Israël tire sur la corde

Malgré les pressions américaines, Israël ne permettra à Yasser Arafat de se rendre au sommet de la Ligue Arabe au Liban qu’à condition que le président de l’autorité palestinienne « combatte le terrorisme », a fait savoir lundi Raanan Gissin, conseiller du Premier ministre israélien Ariel Sharon.
Il a ajouté que le gouvernement prendrait sa décision d’ici mardi, soit à la veille de l’ouverture du sommet à Beyrouth. Ariel Sharon envisage de tenir une réunion de son cabinet restreint lundi soir pour décider de lever ou non l’interdiction de déplacement de Yasser Arafat.
Toutefois, après l’échec des négociations de cessez-le-feu dimanche soir, le voyage à Beyrouth du dirigeant palestinien apparaît de plus en plus incertain, selon son ministre du Plan, Nabil Chaath. Lors du sommet qui s’ouvre mercredi, les dirigeants de la Ligue Arabe doivent débattre du plan de paix saoudien qui propose la fin du conflit israélo-arabe en échange du retrait des forces de l’Etat hébreu de tous les territoires qu’elles occupent depuis la guerre de juin 1967. Washington souhaite que Yasser Arafat participe à ce sommet. Un responsable américain a affirmé lundi sous couvert de l’anonymat que l’administration Bush avait demandé au gouvernement Sharon de rendre sa liberté de mouvement au chef de l’autorité palestinienne, confiné à Ramallah (Cisjordanie) depuis quatre mois.
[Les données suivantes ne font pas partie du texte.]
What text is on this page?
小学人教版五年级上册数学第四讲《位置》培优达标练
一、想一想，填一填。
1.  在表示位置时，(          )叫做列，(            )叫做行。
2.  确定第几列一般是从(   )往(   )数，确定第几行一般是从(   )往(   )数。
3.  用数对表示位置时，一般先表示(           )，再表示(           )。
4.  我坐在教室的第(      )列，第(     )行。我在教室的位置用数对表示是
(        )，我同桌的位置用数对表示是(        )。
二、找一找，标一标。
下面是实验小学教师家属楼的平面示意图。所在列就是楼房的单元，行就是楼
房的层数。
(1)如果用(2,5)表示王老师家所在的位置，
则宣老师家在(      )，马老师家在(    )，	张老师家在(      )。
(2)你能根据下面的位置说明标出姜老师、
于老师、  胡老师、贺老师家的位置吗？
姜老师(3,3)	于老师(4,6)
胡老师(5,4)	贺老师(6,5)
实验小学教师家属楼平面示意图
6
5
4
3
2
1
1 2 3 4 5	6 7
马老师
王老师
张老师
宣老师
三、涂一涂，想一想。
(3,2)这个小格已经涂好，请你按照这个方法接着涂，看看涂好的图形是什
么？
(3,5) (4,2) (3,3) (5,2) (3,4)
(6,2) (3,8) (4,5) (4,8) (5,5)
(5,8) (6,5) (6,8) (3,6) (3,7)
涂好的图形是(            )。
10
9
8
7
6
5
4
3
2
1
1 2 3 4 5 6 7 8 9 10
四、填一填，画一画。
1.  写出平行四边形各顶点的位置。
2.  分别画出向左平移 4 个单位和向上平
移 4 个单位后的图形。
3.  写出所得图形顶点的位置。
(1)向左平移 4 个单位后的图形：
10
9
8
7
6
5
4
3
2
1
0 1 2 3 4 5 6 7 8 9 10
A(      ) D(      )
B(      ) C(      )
Mais Ariel Sharon exige une trève au préalable. Son conseiller Ranaan Gissin a indiqué lundi que Yasser Arafat devrait mener dans les prochains jours une opération de répression parmi les militants islamistes s’il souhaite participer au sommet de Beyrouth.
«Le cabinet a décidé qu’Arafat sera autorisé à se rendre où il veut, dès lors qu’il prendra des mesures pour combattre le terrorisme», a-t-il déclaré. «On ne peut pas y renoncer.»
Selon des responsables palestiniens, qui ont requis l’anonymat, Yasser Arafat demande que les Etats Unis lui garantissent qu’il pourra rentrer en territoire palestinien après le sommet.
Certains ministres israéliens ont en effet exprimé le souhait que Sharon n’autorise pas le retour d’Arafat. Le ministre de la Défense Benyamin Ben-Eliezer et celui des Affaires étrangères Shimon Pérès, tous deux membres du parti travailliste, sont favorables à la levée de l’interdiction pesant sur le dirigeant palestinien, tandis que les ministres du likoud sont opposés à cette levée. à Beyrouth, Nabil Chaath a prévenu qu’il reviendra aux délégués saoudiens de décider s’ils présenteront le plan de paix du Prince Abdallah, même en l’absence de Yasser Arafat.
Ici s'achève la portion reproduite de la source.